A segunda questão diz respeito ao monitoramento da qualidade dos serviços de vacinação. Deve-se averiguar a confiança da comunidade nas vacinas e no serviço de imunização oferecido.27 Se a vacinação buscar tão somente o cumprimento do calendário ou responder a situações impositivas, ela ficará desassociada do cuidado das famílias com frágil sustentabilidade.28 A integração das ações do programa de vacinação com a Estratégia Saúde da Família pode ampliar seu alcance na comunidade, impactando positivamente as ações de imunoprevenção.29 Com o aumento da credibilidade, as coberturas vacinais melhoram enquanto as proporções de abandono tendem a declinar.30 O acesso aos serviços também pode afetar as coberturas vacinais, seja em função de áreas caracterizadas pela violência, seja pela dificuldade de acesso geográfico como acontece com áreas indígenas ou assentamentos agrícolas.16 Outros aspectos a considerar são a falta de disponibilidade de tempo dos pais para conduzir suas crianças e o posto de saúde encontrar-se fechado,2 sendo recomendável a oferta de horários alternativos para vacinação.

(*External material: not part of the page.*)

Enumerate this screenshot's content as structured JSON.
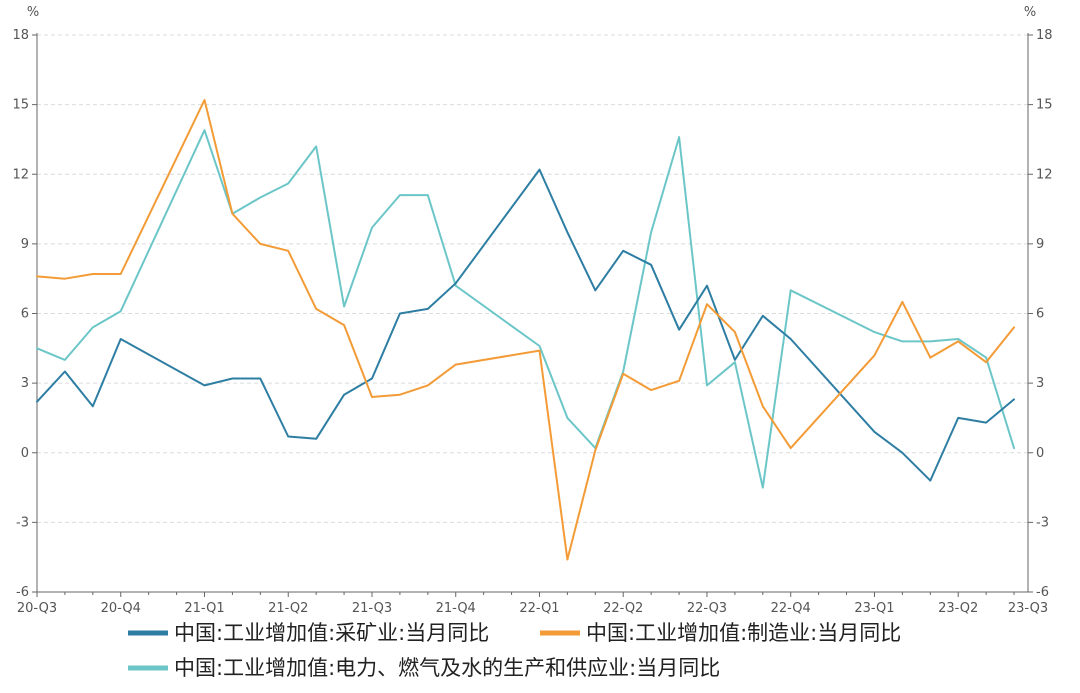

A vigilância das coberturas requer avaliações sistemáticas e recomendações aos gestores de ações corretivas, priorizando os municípios conforme a classificação da situação de risco. Deve-se atentar para a atualização dos dados no SI-PNI, local e nacional, com correção das coberturas vacinais e proporções de abandono atípicas e realização de monitoramento rápido de coberturas, uma vez que a classificação de risco baseada exclusivamente em dados administrativos pode não refletir a cobertura real de cada vacina. É preciso incluir ações e metas de imunizações na Programação Anual de Saúde (PAS) e no Plano Plurianual (PPA) dos estados e municípios, para ampliar a governabilidade sobre a melhoria das coberturas. A distribuição, o armazenamento e a administração qualificada das vacinas também podem contribuir com a manutenção de coberturas vacinais adequadas, mesmo em situações de escassez desses produtos. Finalmente, faz-se necessário conhecer os locais e os problemas a demandar ações oportunas.
A classificação de risco de transmissão de doenças imunopreviníveis oferece uma ferramenta adicional para identificação de áreas prioritárias, onde as ações poderão ser direcionadas pelos gestores, melhorando a qualidade e contribuindo para o sucesso do Programa Nacional de Imunizações nos municípios, Unidades da Federação e, por conseguinte, no plano da nação.